Que dire aussi de ces nouveaux services dits de "VOD" qui offrent des Vidéos quand On les Demande. Ils faussent tout ! Et ajoutent encore de la complexité... Comment appréhender la fameuse frontière de plus en plus friable entre fiction et documentaire, séries et films, cinéma et télévision, mini-séries et Shyamalanverse... Chaque semaine, un site comme Tënk propose une quinzaine de documentaires tournés dans la semaine par des employés sur-exploités et autres véritables "passionnés", des films tournés si vite qu'il manque souvent la fin ou le préambule et qu'ils sont parfois tournés-montés, si vite tournés qu'ils n'ont même pas besoin d'être vus pour être considérés avoir été produits. C'est aussi le fait de ce brouillage des pistes qui nous a poussés cette année à strictement tout considérer sur un pied d'égalité dans un top élargi de cent films classés (que nous révélerons peut-être pour les vingt ans du blog et dont nous nous justifierons sur notre lit de mort), un classement dingue où la mini-sérisodes de Bruno Dumont tutoie An Elephant Sits Stills, la fresque immobile de 4 plombes 40 sortie en queue de pie, fin-décembre mi-janvier.

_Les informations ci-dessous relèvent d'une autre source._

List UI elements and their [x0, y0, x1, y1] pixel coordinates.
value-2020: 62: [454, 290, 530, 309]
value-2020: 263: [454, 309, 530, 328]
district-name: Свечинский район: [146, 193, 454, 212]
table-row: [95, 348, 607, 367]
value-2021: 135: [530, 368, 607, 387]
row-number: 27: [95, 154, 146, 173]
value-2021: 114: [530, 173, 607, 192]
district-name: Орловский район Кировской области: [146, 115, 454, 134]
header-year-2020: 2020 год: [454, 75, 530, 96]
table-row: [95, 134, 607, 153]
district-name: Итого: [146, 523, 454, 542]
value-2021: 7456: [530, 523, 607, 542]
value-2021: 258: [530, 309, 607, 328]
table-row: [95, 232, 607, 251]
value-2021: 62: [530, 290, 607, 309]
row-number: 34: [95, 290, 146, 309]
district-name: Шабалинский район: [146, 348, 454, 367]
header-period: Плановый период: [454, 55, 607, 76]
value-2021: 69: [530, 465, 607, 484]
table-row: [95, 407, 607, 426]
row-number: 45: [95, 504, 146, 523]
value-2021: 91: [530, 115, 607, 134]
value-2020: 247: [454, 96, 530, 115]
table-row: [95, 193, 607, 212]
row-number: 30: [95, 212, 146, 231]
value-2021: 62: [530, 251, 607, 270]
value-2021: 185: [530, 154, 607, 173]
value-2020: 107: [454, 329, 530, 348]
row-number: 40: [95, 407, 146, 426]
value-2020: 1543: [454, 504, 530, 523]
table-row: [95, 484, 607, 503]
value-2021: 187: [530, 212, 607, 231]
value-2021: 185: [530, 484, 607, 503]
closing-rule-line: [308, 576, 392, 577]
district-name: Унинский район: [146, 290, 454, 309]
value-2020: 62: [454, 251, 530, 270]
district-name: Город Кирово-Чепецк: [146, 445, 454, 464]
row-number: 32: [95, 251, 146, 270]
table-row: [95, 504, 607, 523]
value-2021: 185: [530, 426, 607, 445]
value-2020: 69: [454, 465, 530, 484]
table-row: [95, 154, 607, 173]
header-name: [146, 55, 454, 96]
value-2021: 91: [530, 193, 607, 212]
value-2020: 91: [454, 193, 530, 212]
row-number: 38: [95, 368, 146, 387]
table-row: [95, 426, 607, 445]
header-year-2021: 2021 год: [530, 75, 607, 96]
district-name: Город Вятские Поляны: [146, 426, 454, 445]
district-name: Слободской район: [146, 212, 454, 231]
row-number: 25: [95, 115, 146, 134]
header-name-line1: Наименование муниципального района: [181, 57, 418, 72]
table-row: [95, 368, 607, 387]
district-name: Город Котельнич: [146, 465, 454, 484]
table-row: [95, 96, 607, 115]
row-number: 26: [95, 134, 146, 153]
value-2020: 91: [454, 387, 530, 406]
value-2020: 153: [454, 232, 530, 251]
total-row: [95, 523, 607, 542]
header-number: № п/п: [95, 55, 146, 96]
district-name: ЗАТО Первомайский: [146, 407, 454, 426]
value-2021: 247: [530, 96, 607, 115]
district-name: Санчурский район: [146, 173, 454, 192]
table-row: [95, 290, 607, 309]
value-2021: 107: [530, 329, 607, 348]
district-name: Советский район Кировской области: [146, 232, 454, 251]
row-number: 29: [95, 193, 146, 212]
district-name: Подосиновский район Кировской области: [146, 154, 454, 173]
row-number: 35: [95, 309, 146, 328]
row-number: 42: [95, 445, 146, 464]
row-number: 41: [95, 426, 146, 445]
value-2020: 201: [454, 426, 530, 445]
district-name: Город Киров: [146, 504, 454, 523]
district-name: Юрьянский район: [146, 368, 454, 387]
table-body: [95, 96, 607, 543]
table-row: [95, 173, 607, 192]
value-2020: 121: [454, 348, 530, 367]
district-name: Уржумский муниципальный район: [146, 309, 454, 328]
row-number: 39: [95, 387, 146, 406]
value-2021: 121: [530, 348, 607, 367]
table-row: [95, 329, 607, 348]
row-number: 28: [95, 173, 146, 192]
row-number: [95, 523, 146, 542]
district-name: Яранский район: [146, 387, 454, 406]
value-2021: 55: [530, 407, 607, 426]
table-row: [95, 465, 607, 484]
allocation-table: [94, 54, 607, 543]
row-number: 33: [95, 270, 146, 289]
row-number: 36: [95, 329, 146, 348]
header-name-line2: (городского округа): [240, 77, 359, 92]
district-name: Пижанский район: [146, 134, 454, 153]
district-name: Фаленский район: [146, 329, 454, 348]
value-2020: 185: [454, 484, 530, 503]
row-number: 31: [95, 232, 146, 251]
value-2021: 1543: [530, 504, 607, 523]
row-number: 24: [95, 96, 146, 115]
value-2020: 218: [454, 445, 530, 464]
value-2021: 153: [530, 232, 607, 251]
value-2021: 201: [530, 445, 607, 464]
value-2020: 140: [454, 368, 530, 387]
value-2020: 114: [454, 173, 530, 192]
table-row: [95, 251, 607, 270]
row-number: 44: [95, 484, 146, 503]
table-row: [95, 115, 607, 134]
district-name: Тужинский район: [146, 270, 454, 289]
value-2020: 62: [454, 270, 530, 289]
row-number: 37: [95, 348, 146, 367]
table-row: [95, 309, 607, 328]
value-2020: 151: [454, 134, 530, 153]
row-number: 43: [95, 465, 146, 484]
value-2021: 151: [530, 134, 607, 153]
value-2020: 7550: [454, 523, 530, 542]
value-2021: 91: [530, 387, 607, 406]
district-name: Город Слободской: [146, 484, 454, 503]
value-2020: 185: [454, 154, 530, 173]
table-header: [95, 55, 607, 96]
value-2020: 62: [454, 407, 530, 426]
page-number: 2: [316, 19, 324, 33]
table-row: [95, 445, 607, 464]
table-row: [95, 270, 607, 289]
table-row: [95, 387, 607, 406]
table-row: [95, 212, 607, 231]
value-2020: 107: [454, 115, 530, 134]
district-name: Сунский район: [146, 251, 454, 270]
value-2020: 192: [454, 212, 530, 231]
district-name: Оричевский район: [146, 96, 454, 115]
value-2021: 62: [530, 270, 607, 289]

Quand on pense à tous ces à-côtés, tous ces films oubliés, tous ces kourtrajmés, on se demande comment les autres blogueurs ciné (entre parenthèses, il n'en reste pas beaucoup qui tiennent le choc des années, alors un peu de respect svp) s'y prennent pour pondre un classement dont ils ont l'air si sûrs dès fin décembre, des dix meilleurs films d'une année qui en compte deux cent soixante sept mille quatre vingt treize (soit, pour rappel, 45 ans de temps humain, grosso modo, en oubliant toute velléité de se nourrir, de dormir ou de forniquer, et en arrondissant à 90 minutes par film, plutôt taille basse comme moyenne, un Kechiche sape la médiane). De notre côté, pas fous et plutôt prudents, nous préférons la boucler et sortir notre top provisoire "working on progress" autour généralement de la mi-février (la Chandeleur est notre dead-line).




Si vous nous lisez encore à ce stade de la démonstration (car nous ne sommes quand même pas dupes...), vous devez vous poser une question depuis quelques heures : comment voir une centaine d'années de cinéma en 365 jours ? Il faut d'abord vous dire qu'on s'est lancés là-dedans un peu feu follets. En effet, nous étions persuadés que 2018 faisait partie de ces années rares, nommées bissextiles, qui comptent 366 jours au lieu de 365. Et on a joué le jeu à fond. Ce n'est que le 3 mars que nos yeux bouffis et gonflés, rouge sang, se sont égarés sur un calendar qui nous a renseignés sur notre méprise. Mais c'était trop tard, on était trop avancés, et on a décidé d'aller au bout de l'idée quitte à avoir un jour de décalage sur le reste du monde (qui ne jouait pas le jeu). Le repas de Noël, à base de vieux restes, nous a un peu déçus et nous a valu une sacrée prise de bec avec notre belle-famille, qui ne "voyait pas" où nous voulions en venir, mais celui du 23 décembre au soir déchirait ! Sans parler des cadeaux, reçus en avance. Une bonne surprise. Mais niet à Noël. Dites-vous bien que le petit coup de pouce de 24 heures chrono de rab n'était pas anodin sur cent ans de films à voir... Mais nous y sommes parvenus quand même. Et l'astuce n'est pas très compliquée : il suffit de regarder la totalité des films d'une année en une année, ce qui est dans nos cordes, quand bien même cela nous a pris cent ans.